Дело в том, что из-за опоздания в сезон волей-неволей вступаешь в дискуссию не только с текстом, но и с облаком мнений, которое успело вокруг текста образоваться — а облако благодаря вопиющей медийности автора образовалось большое и — тут уж на медийность не спишешь — пугающе однородное.
«Июнь» как-то почти без сопротивления обозвали лучшим текстом Быкова,
заклеймили убаюкивающими эпитетами вроде «изящный» и «точный», а сверху забросали уверенными сентенциями наподобие «рука мастера» и «лучшее, что было написано по-русски за последние пару лет». О градусе восторга можно спорить, но не признать очевидное могут, пожалуй, лишь те, кому автор лично плюнул в утренний кофе: «Июнь» удался, и называть его плохой книгой — это, в общем-то, свинство. Но, странное дело, хорошей книгой его тоже не назовешь — вроде бы и никакого свинства, а все равно как-то неловко. Так что на вопрос: «Ну как роман?» — остается лишь пожимать плечами да обстоятельно рассказывать, избегая оценки.
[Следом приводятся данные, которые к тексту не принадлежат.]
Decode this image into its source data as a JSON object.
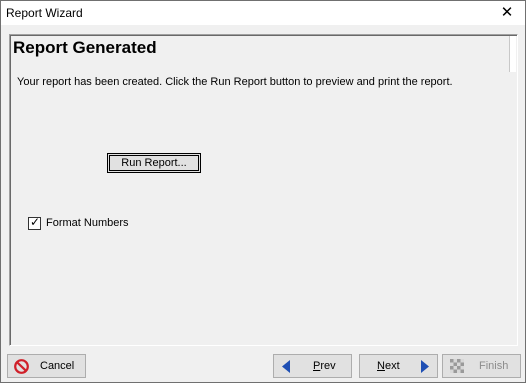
{
  "window": {
    "title": "Report Wizard",
    "close_glyph": "✕"
  },
  "panel": {
    "heading": "Report Generated",
    "description": "Your report has been created.  Click the Run Report button to preview and print the report."
  },
  "run_report": {
    "label": "Run Report..."
  },
  "format_numbers": {
    "label": "Format Numbers",
    "checked": true,
    "check_glyph": "✓"
  },
  "footer": {
    "cancel_label": "Cancel",
    "prev_label": "Prev",
    "next_label": "Next",
    "finish_label": "Finish"
  },
  "icons": {
    "cancel": "no-entry-icon",
    "prev": "arrow-left-icon",
    "next": "arrow-right-icon",
    "finish": "checkered-flag-icon"
  },
  "colors": {
    "cancel_icon": "#d0202a",
    "arrow": "#1e4fb4",
    "disabled_text": "#8c8c8c"
  }
}
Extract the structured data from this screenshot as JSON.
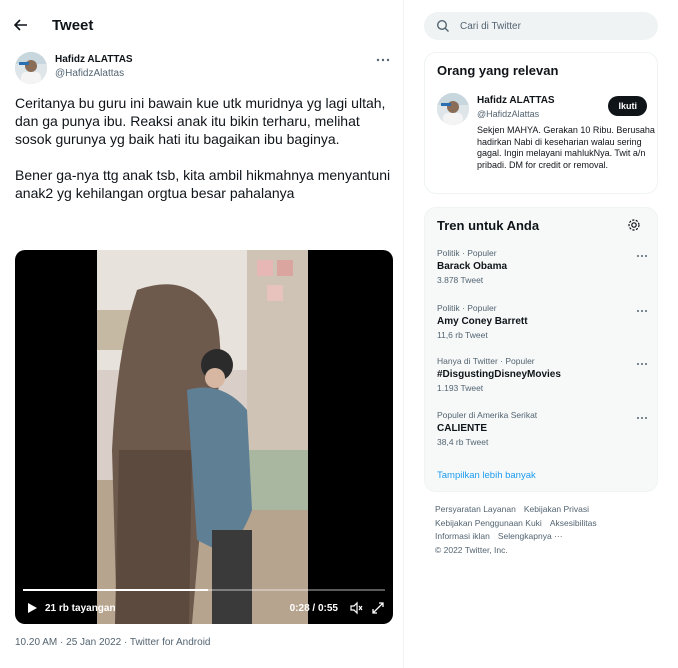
{
  "header": {
    "title": "Tweet"
  },
  "tweet": {
    "author_name": "Hafidz ALATTAS",
    "author_handle": "@HafidzAlattas",
    "paragraph1": "Ceritanya bu guru ini bawain kue utk muridnya  yg lagi ultah, dan ga punya ibu. Reaksi anak itu bikin terharu, melihat sosok gurunya yg baik hati itu bagaikan ibu baginya.",
    "paragraph2": "Bener ga-nya ttg anak tsb, kita ambil hikmahnya menyantuni anak2 yg kehilangan orgtua besar pahalanya",
    "timestamp": "10.20 AM · 25 Jan 2022 · Twitter for Android"
  },
  "video": {
    "views": "21 rb tayangan",
    "time": "0:28 / 0:55",
    "progress": 0.51
  },
  "search": {
    "placeholder": "Cari di Twitter"
  },
  "relevant": {
    "title": "Orang yang relevan",
    "name": "Hafidz ALATTAS",
    "handle": "@HafidzAlattas",
    "follow_label": "Ikuti",
    "bio": "Sekjen MAHYA. Gerakan 10 Ribu. Berusaha hadirkan Nabi di keseharian walau sering gagal. Ingin melayani mahlukNya. Twit a/n pribadi. DM for credit or removal."
  },
  "trends": {
    "title": "Tren untuk Anda",
    "items": [
      {
        "context": "Politik · Populer",
        "name": "Barack Obama",
        "count": "3.878 Tweet"
      },
      {
        "context": "Politik · Populer",
        "name": "Amy Coney Barrett",
        "count": "11,6 rb Tweet"
      },
      {
        "context": "Hanya di Twitter · Populer",
        "name": "#DisgustingDisneyMovies",
        "count": "1.193 Tweet"
      },
      {
        "context": "Populer di Amerika Serikat",
        "name": "CALIENTE",
        "count": "38,4 rb Tweet"
      }
    ],
    "show_more": "Tampilkan lebih banyak"
  },
  "footer": {
    "links": [
      "Persyaratan Layanan",
      "Kebijakan Privasi",
      "Kebijakan Penggunaan Kuki",
      "Aksesibilitas",
      "Informasi iklan",
      "Selengkapnya ···"
    ],
    "copyright": "© 2022 Twitter, Inc."
  },
  "colors": {
    "accent": "#1d9bf0",
    "text": "#0f1419",
    "muted": "#536471"
  }
}
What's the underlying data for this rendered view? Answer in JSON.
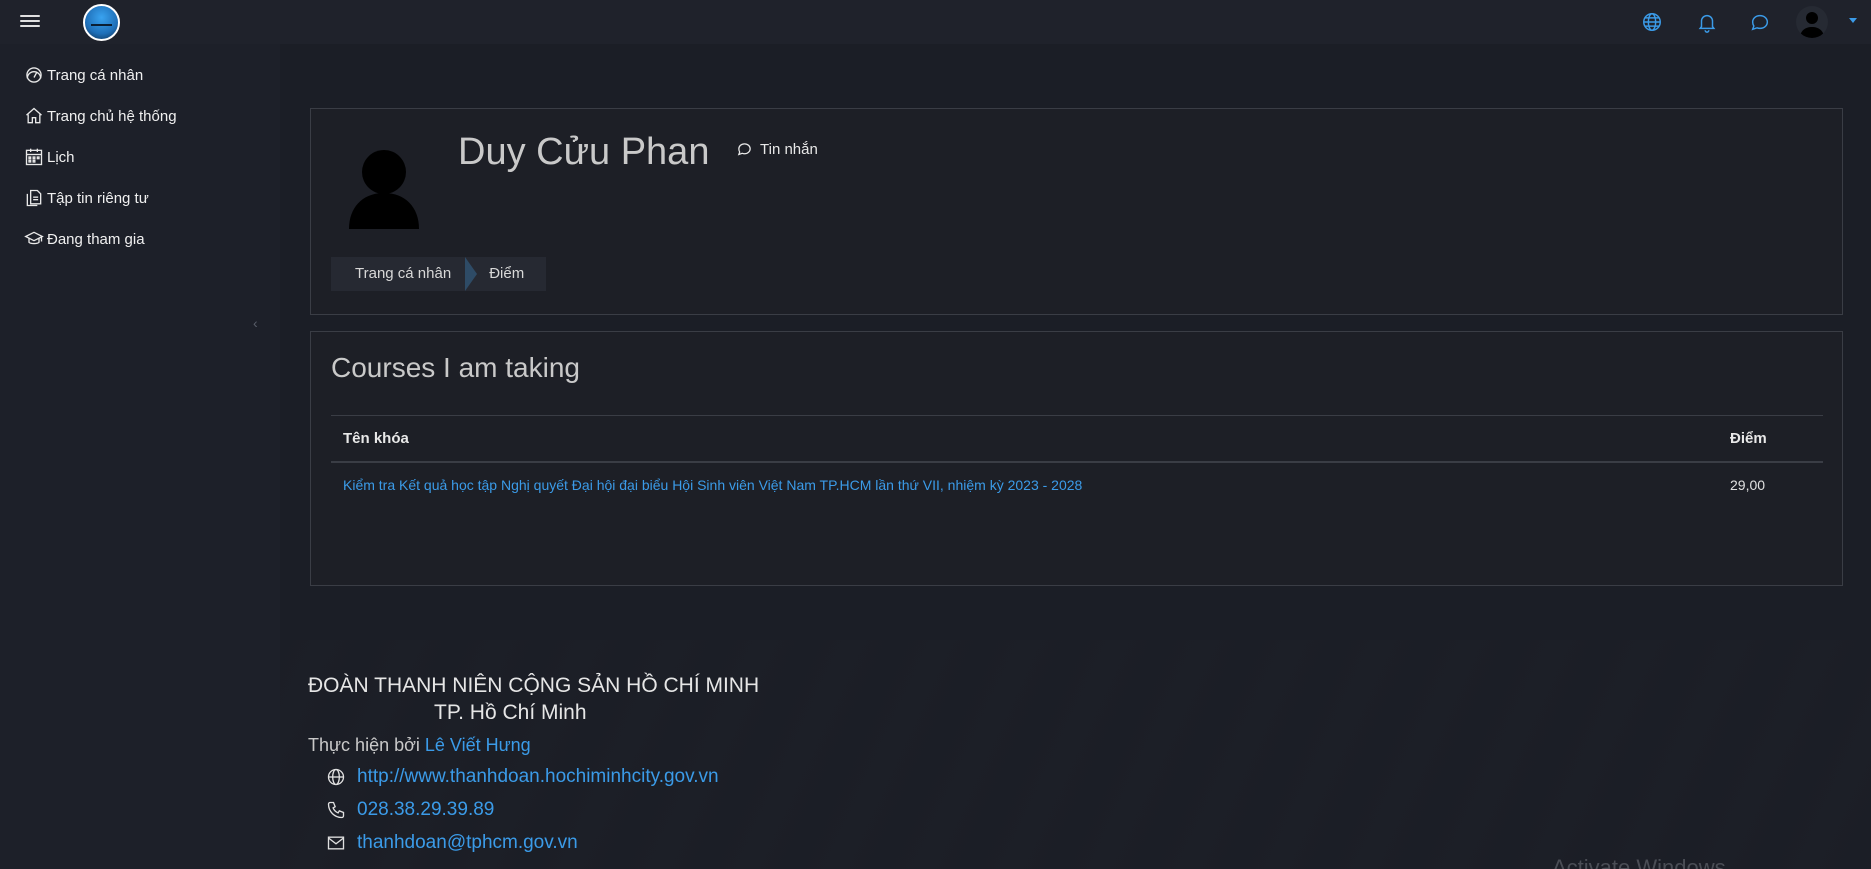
{
  "navbar": {
    "menu_icon": "hamburger-icon",
    "logo": "organization-logo",
    "icons": [
      "globe-icon",
      "bell-icon",
      "chat-icon"
    ],
    "accent": "#3b9be8"
  },
  "sidebar": {
    "items": [
      {
        "label": "Trang cá nhân",
        "icon": "dashboard-icon"
      },
      {
        "label": "Trang chủ hệ thống",
        "icon": "home-icon"
      },
      {
        "label": "Lịch",
        "icon": "calendar-icon"
      },
      {
        "label": "Tập tin riêng tư",
        "icon": "files-icon"
      },
      {
        "label": "Đang tham gia",
        "icon": "graduation-cap-icon"
      }
    ],
    "expand_glyph": "‹"
  },
  "profile": {
    "name": "Duy Cửu Phan",
    "message_label": "Tin nhắn",
    "breadcrumb": [
      "Trang cá nhân",
      "Điểm"
    ]
  },
  "courses": {
    "title": "Courses I am taking",
    "headers": {
      "course": "Tên khóa",
      "grade": "Điểm"
    },
    "rows": [
      {
        "course": "Kiểm tra Kết quả học tập Nghị quyết Đại hội đại biểu Hội Sinh viên Việt Nam TP.HCM lần thứ VII, nhiệm kỳ 2023 - 2028",
        "grade": "29,00"
      }
    ]
  },
  "footer": {
    "org_line1": "ĐOÀN THANH NIÊN CỘNG SẢN HỒ CHÍ MINH",
    "org_line2": "TP. Hồ Chí Minh",
    "credit_prefix": "Thực hiện bởi ",
    "credit_name": "Lê Viết Hưng",
    "website": "http://www.thanhdoan.hochiminhcity.gov.vn",
    "phone": "028.38.29.39.89",
    "email": "thanhdoan@tphcm.gov.vn"
  },
  "watermark": "Activate Windows"
}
Тут бы сразу к делу, но цеховая дисциплина предписывает сначала оговорить кое-какие организационные моменты. «Июнь» — в меру пухленький трехчастный роман о пятистах с хвостиком страницах. Каждая из трех частей повествует о своем собственном герое, каждая — в три раза меньше предыдущей, и если первая история занимает три сотни страниц, то последняя умещается на пятидесяти. Истории почти никак между собой не связаны — формально в роман их сшивают лишь время и место действия (предвоенные советские годы, вплоть до того самого июня сорок первого) и необязательный сквозной персонаж (предвечно светлый шофер Лёня, которого в тексте прямыми словами записывают в ангелы).
Больше половины книги посвящено мытарствам юного поэта Миши Гвирцмана. Двадцатилетнего Мишу выгоняют из института за несостоявшееся домогательство, и он отправляется искупать партийные грехи в больницу. Работа санитаром, впрочем, не то чтобы облагораживает — герой все глубже погружается то ли в жизнь, то ли на дно, попутно распутывая клубок своих любовей: ни ангелочка Лию, ни потаскуху Валю, из-за которой его, собственно, отчислили, Миша терять не хочет. Меж двух огней оказывается и герой второй части, журналист и по совместительству сотрудник органов Борис Гордон: он, поскольку мужчина солидный, мечется от пожухшей супруги Муретты к свеженькой и трепетной любовнице Але. Аля, ко всему прочему, только вернулась из эмиграции, и ничем хорошим это закончиться не может — Ариадна Эфрон не даст соврать. Наконец, венчает этот триптих короткий и путаный фрагмент об Игнатии Крастышевском — сумасшедшем (возможно сумасшедшем - справьтесь у Сигизмунда Кржижановского) литераторе, который слишком уж уверовал в силу слова. Крастышевский отсылает Сталину доклады об успехах советского искусства за рубежом, да не простые, а зашифрованные — с помощью тщательно выверенного кода он пытается зачаровать вершителя судеб и повлиять на вопросы мира, а затем и войны. Ничем хорошим, как мы знаем, это тоже не кончилось — ведь в вопросах мира и войны даже исступленное шаманство на рассветной крыше бессильно.
Не грех повторить, что «Июнь» удался — это очень ладный, атмосферный, местами терпкий и неожиданно увлекательный для такого свинцового материала роман.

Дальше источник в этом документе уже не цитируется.